Favorables à la médecine libérale, les gouvernements successifs se sont bien gardés de mettre en péril la liberté d’installation des médecins.
Seulement voilà ! Une forme nouvelle de pratiques des soins connaît un grand succès auprès des jeunes médecins, des patients et des collectivités territoriales : les Centres de Santé. Le développement de ce mode d’exercice collégial, pluridisciplinaire et disponible, inquiète nos gouvernants.
Ils ont donc décidé d’y faire obstacle, prétextant  des installations dans des zones sur dotées.
Laissons la Fédération Nationale des Centres de Santé répondre à cette accusation sans fondement (conf. le texte de son communiqué).
Par contre, heureusement surpris par l’intérêt tardif du pouvoir à cette question ancienne, rappelons cette exigence de la Coordination Nationale des Comités de Défense des Maternités et Hôpitaux de proximité.
En liens avec  les associations citoyennes d’usagers  ou de leurs représentants, des élus, des étudiants en médecine et d’organisations de médecins, des syndicats… remplaçons partiellement l’actuelle liberté d’installation par la reconnaissance de la nécessité de répondre au droit de toutes et de tous à des soins de qualité.
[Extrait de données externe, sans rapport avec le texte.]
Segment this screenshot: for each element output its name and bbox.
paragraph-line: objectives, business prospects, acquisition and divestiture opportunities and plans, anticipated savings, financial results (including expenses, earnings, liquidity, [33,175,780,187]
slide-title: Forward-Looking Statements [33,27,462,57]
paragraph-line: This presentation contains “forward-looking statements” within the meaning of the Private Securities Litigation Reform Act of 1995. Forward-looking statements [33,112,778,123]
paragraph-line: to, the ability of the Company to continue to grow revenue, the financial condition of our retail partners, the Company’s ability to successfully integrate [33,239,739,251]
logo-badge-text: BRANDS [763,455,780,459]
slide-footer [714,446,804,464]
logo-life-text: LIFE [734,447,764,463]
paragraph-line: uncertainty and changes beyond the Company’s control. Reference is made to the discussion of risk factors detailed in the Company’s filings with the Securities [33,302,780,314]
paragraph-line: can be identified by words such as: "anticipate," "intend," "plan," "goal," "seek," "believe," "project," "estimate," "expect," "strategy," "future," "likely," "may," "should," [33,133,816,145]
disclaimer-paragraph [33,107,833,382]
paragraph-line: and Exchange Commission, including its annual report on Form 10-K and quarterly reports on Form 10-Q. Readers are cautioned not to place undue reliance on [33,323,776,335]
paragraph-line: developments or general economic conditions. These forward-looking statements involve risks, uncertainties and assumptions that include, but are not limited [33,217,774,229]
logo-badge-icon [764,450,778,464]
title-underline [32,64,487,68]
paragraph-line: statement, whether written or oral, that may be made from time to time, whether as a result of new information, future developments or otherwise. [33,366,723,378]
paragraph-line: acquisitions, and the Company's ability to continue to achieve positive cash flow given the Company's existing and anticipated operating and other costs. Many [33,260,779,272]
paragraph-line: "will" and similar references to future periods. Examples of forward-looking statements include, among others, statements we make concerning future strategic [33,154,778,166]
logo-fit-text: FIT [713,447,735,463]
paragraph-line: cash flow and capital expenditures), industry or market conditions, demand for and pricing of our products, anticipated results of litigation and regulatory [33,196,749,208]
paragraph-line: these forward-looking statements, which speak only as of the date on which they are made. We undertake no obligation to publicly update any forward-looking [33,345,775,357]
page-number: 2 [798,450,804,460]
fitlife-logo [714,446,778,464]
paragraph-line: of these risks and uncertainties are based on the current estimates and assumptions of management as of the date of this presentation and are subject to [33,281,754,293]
Recensons les besoins par bassins de vie, tant pour les généralistes que pour les spécialistes et les autres professionnel-le-s de santé, ouvrons les formations et mettons en place une « obligation à servir » temporaire, en contrepartie de la formation publique, assurant une répartition égalitaire en fonction des besoins des structures et des territoires, afin de remédier aux déserts actuels, qu’ils soient en zone rurale, urbaine ou périurbaine, en médecine et soins de ville ou à l’hôpital.